Bari Weiss

La lezione di Bari Weiss

La formazione continua dei giornalisti

Bari Weiss era la vice di James Bennet alla sezione Op-Ed del New York Times. Op-Ed sta per “opposite the editorial page”. La sezione ospita opinioni non in linea con quelle della redazione.
Bennet fu costretto alle dimissioni per aver pubblicato un editoriale del Senatore Thomas Bryant Cotton che invitava il Governo a contrastare i disordini seguenti all’omicidio di George Floyd con l’esercito. Il titolo era ‘Send in the Troops’.

James Bennet
James Bennet (Businessinsider.com)

Bari Weiss ha seguito il suo ex capo dimettendosi dal New York Times. Pur premettendo di provare “tristezza”, Weiss motiva la sua decisione con il fatto che “la lezione sulla necessità di capire gli americani che non la pensano come noi” non sembra essere stata capita dal quotidiano.

“Ero entrata al Times per dare spazio a punti di vista che altrimenti non sarebbero apparsi su questo giornale” ha scritto Weiss in una lettera aperta che ha avuto grande diffusione sulla stampa di tutto il mondo. “Questo sforzo da parte del Times era dovuto agli errori fatti dal giornale nelle previsioni sul risultato delle elezioni presidenziali del 2016“.

Stando a Weiss, è Twitter il vero direttore del New York Times “l’etica e i costumi della piattaforma sono diventati quelli del Times“. Aggiunge la giornalista: “La curiosità intellettuale, per non dire della tendenza ad assumersi dei rischi, sono visti come un problema in questo giornale”.
Weiss accusa poi i colleghi di averla bullizzata, chiamandola “nazista” e “razzista”. Accusa di aver subito una “discriminazione illegale” e di aver vissuto in un “ambiente di lavoro ostile”. E chiede alla proprietà: “Come avete potuto lasciarlo succedere, visto che in privato vi mostravate grati del coraggio che stavo dimostrando”.
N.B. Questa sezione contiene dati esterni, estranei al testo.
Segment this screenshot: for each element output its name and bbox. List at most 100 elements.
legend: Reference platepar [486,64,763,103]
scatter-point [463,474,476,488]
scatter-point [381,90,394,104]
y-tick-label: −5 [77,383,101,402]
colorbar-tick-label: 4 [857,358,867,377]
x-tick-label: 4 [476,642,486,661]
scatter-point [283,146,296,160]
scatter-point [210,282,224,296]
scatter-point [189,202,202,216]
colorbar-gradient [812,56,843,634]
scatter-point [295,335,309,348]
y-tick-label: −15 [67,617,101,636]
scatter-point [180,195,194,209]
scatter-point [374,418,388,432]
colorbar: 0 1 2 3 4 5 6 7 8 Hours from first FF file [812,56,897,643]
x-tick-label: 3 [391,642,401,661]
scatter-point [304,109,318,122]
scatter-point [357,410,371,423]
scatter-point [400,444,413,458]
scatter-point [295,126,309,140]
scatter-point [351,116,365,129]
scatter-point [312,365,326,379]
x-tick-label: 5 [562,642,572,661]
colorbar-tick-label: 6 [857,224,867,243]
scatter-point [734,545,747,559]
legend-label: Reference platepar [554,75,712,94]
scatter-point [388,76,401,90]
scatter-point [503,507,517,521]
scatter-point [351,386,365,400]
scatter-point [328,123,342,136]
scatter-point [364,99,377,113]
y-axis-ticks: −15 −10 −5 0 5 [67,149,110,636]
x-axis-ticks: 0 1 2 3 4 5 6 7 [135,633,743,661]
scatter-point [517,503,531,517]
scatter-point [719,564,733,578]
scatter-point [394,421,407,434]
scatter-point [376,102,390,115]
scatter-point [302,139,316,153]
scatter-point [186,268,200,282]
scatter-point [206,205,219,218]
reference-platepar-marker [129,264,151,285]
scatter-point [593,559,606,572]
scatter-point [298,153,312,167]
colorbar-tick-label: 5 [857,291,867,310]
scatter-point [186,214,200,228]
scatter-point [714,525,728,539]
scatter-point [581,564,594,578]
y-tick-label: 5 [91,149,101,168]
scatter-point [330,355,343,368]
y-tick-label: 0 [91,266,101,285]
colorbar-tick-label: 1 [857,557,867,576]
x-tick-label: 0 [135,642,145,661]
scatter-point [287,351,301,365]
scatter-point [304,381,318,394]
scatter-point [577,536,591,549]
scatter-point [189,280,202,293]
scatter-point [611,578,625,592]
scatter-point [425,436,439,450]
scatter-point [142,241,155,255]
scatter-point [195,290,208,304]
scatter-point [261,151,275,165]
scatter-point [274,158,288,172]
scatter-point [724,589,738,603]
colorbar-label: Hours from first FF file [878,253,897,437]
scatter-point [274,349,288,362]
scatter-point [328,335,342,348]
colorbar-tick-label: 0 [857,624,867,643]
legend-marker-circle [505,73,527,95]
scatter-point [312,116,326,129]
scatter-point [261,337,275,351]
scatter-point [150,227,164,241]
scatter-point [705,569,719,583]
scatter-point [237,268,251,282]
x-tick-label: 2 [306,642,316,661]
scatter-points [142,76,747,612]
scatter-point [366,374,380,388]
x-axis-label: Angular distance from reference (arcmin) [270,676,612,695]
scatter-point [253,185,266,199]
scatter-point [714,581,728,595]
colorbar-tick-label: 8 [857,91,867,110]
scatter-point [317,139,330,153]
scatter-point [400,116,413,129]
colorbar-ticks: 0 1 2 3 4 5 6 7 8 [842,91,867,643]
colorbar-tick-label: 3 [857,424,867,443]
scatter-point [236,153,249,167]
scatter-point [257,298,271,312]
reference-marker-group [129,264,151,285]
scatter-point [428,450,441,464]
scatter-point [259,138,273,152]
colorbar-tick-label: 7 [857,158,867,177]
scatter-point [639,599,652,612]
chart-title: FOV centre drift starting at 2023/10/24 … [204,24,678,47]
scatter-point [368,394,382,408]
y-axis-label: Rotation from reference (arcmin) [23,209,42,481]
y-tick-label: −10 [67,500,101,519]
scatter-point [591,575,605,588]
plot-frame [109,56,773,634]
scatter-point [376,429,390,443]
La vicenda non è certamente bella. Ma non ho gli strumenti per giudicare quello che è veramente avvenuto dentro la redazione del Times. Posso però trarre una lezione, continuando con la lettura

Personalmente, sono rimasto molto colpito da queste parole: “Al Times la verità non è vista come un processo di scoperta collettiva, ma come un patrimonio intellettuale di pochi, che hanno poi il compito di comunicarla”.
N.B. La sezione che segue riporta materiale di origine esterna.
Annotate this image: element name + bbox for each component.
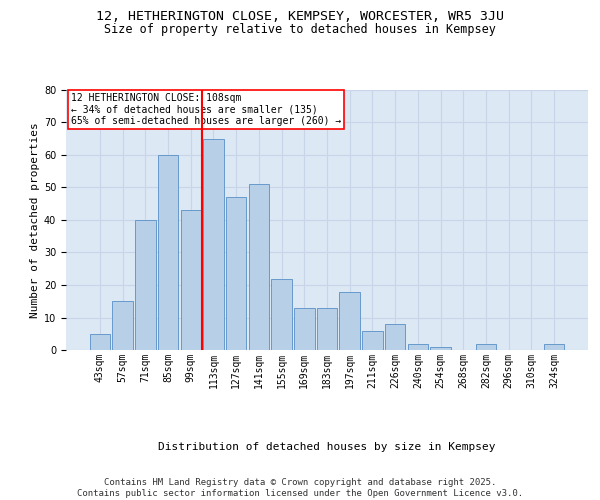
Bar <box>271 278 292 350</box>
Bar <box>362 330 383 350</box>
Bar <box>181 210 201 350</box>
Bar <box>158 155 178 350</box>
Bar <box>476 344 496 350</box>
Text: Contains HM Land Registry data © Crown copyright and database right 2025.
Contai: Contains HM Land Registry data © Crown c… <box>77 478 523 498</box>
Text: Size of property relative to detached houses in Kempsey: Size of property relative to detached ho… <box>104 22 496 36</box>
Bar <box>90 334 110 350</box>
Bar <box>340 292 360 350</box>
Bar <box>135 220 155 350</box>
Bar <box>294 308 314 350</box>
Bar <box>112 301 133 350</box>
Bar <box>430 347 451 350</box>
Bar <box>226 197 247 350</box>
Text: 12, HETHERINGTON CLOSE, KEMPSEY, WORCESTER, WR5 3JU: 12, HETHERINGTON CLOSE, KEMPSEY, WORCEST… <box>96 10 504 23</box>
Bar <box>317 308 337 350</box>
Bar <box>544 344 564 350</box>
Bar <box>385 324 406 350</box>
Text: 12 HETHERINGTON CLOSE: 108sqm
← 34% of detached houses are smaller (135)
65% of : 12 HETHERINGTON CLOSE: 108sqm ← 34% of d… <box>71 92 341 126</box>
Y-axis label: Number of detached properties: Number of detached properties <box>30 122 40 318</box>
Bar <box>407 344 428 350</box>
Text: Distribution of detached houses by size in Kempsey: Distribution of detached houses by size … <box>158 442 496 452</box>
Bar <box>203 138 224 350</box>
Bar <box>248 184 269 350</box>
Bari Weiss è diventata ovviamente l’eroina dei vari Minzolini, Feltri, Belpietro e di tutti coloro che li seguono. Il suo caso, sembrano dirci, dimostra che “questa sinistra” si ritiene depositaria di una “superiorità culturale” e “non accetta il confronto”.

Trovo incredibile che facciano di Bari Weiss un’icona organi di informazione che non provano mai ad arrivare alla verità attraverso un “percorso di scoperta collettiva”. Ma che la verità se la fanno dettare dal loro politico di riferimento.

Bari Weiss, classe 1984, è originaria di Pittsburgh in Pennsylvania. Si è laureata alla Columbia University e aveva lavorato al Wall Street Journal prima di passare al Times nel 2017.